3. Long Beach
Planted medians, red tile roofs, and red brick streets set the tone in Long Beach. Society for the Preservation of Long Island Antiquities.
Long Beach, in what became one of Long Island’s two incorporated cities, was the idea of Senator William H. Reynolds, a developer with a strong track record who constructed thousands of houses and apartment buildings and Brooklyn and Queens. In 1906, Reynolds, like so many other developers of the era, encountered a “a blank tract of land” with “so many hundred feet waterfront” that offered “carte blanche”. It is here that Long Beach rose, and created what many called a “new city by the sea” within the ideal suburban environment Long Island offered.

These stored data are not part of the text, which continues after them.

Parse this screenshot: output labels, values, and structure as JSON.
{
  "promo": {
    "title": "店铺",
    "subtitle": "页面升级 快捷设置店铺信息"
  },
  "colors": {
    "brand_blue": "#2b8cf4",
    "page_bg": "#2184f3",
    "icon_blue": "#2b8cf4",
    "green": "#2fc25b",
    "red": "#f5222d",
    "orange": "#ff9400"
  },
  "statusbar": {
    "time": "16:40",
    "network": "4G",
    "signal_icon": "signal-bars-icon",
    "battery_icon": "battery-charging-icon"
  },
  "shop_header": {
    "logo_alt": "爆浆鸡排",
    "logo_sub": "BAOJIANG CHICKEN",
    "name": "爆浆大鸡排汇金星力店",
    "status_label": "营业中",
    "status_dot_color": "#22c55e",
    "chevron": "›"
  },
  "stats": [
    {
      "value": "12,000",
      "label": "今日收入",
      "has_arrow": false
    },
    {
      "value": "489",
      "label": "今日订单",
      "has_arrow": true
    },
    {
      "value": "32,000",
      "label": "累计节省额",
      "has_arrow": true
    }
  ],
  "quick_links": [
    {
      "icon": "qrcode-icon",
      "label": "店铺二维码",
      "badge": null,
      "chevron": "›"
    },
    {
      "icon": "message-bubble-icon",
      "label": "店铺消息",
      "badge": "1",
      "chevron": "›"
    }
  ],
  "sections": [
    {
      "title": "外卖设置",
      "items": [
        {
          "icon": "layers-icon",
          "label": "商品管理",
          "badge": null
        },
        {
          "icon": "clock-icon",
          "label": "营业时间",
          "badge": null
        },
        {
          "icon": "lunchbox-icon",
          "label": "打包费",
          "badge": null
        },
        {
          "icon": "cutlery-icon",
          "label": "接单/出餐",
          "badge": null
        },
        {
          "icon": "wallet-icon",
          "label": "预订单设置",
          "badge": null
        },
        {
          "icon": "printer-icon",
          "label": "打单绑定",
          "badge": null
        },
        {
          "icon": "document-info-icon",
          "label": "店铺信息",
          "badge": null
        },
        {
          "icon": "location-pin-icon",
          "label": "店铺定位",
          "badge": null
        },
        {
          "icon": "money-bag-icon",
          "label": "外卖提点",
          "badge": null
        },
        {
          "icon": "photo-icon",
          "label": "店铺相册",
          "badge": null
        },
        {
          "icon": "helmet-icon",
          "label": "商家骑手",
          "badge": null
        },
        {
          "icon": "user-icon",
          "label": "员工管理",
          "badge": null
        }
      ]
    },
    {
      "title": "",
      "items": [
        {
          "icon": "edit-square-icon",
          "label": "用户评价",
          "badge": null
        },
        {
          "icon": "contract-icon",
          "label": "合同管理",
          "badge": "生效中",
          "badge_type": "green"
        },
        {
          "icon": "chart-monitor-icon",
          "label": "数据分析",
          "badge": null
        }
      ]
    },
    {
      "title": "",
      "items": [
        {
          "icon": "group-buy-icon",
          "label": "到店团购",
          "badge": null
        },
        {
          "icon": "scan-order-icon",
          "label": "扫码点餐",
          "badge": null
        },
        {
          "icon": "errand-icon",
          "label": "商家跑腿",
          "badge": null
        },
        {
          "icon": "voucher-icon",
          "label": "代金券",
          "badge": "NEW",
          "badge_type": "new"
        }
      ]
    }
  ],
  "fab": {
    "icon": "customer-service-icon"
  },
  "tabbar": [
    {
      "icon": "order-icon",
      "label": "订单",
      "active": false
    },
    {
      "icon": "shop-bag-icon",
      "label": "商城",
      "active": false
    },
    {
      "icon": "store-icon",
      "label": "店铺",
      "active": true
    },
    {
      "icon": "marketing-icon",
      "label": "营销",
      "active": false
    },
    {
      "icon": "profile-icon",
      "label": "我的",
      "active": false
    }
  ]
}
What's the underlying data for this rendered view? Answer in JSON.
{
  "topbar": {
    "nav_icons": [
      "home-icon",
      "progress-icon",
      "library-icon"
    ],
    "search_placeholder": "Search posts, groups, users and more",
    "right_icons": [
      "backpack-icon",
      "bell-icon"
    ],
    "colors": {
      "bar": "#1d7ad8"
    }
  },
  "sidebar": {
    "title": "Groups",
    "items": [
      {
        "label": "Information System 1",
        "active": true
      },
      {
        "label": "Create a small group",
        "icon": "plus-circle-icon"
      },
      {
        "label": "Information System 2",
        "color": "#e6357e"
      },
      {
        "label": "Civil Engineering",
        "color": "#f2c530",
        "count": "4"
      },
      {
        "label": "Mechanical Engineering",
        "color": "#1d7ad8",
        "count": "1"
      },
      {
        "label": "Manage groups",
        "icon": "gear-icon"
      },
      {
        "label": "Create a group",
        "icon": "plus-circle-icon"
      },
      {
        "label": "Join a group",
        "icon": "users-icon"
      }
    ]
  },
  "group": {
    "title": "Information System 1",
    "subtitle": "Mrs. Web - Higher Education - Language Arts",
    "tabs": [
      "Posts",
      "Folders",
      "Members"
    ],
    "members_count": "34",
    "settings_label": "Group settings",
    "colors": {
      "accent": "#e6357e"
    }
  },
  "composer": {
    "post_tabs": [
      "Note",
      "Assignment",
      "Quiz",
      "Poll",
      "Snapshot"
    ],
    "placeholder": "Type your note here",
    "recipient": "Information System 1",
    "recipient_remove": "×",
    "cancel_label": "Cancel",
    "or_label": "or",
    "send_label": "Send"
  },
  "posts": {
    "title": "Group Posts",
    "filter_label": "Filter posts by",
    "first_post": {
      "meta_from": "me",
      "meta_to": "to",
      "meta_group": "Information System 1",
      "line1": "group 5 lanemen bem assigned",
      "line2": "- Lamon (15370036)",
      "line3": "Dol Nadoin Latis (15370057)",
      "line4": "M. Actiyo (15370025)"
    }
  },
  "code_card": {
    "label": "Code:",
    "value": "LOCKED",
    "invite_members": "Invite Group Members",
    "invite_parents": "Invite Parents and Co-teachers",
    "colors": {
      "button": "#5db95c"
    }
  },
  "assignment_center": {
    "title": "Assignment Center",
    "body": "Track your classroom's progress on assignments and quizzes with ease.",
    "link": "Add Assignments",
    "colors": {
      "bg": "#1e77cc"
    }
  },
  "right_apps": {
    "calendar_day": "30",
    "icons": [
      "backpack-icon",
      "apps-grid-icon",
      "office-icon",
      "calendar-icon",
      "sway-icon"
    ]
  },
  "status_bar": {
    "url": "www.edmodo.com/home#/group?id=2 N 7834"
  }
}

The concept was to build Long Beach as the region’s answer to Atlantic City, targeted exclusively for what he deemed to be the “wealthy classes.”Long Beach was to be even better than Atlantic City, for it was located even closer to New York City. By 1907, the Brooklyn Eagle already deemed Reynold’s project a success, with the “Estates of Long Beach” opening to a crowd of at least one thousand people. The crowds, like many of the planned communities of the era, were made possible thanks to the prospect of sizable investment by the LIRR, who had plans for one of their “finest depots” that ensured the all-important 30 to 40 minute ride to Manhattan.
Hotel Nassau on the boardwalk. Society for the Preservation of Long Island Antiquities
As time wore on, Long Beach built more hotels, casinos and invested heavily in their bathing facilities, which could at the time accommodate up to 5,000 bathers. The Eagle heaped praise upon Reynold’s accomplishment, with the publication speculating that the City by the Sea’s popularity will span the globe. By design, Long Beach was to capture the essence of the best seaside resorts, as well as emulating Reynold’s residential developments in Laurelton, Queens.
Today, Long Beach retains much of the charm and character since its founding – with its future up still being shaped by ambitious prospective development, as well as the challenges mother nature throws at its waterfront, the City’s main spirit is derived from its residents, many of whom are lifelong inhabitants of Reynold’s City by the Sea.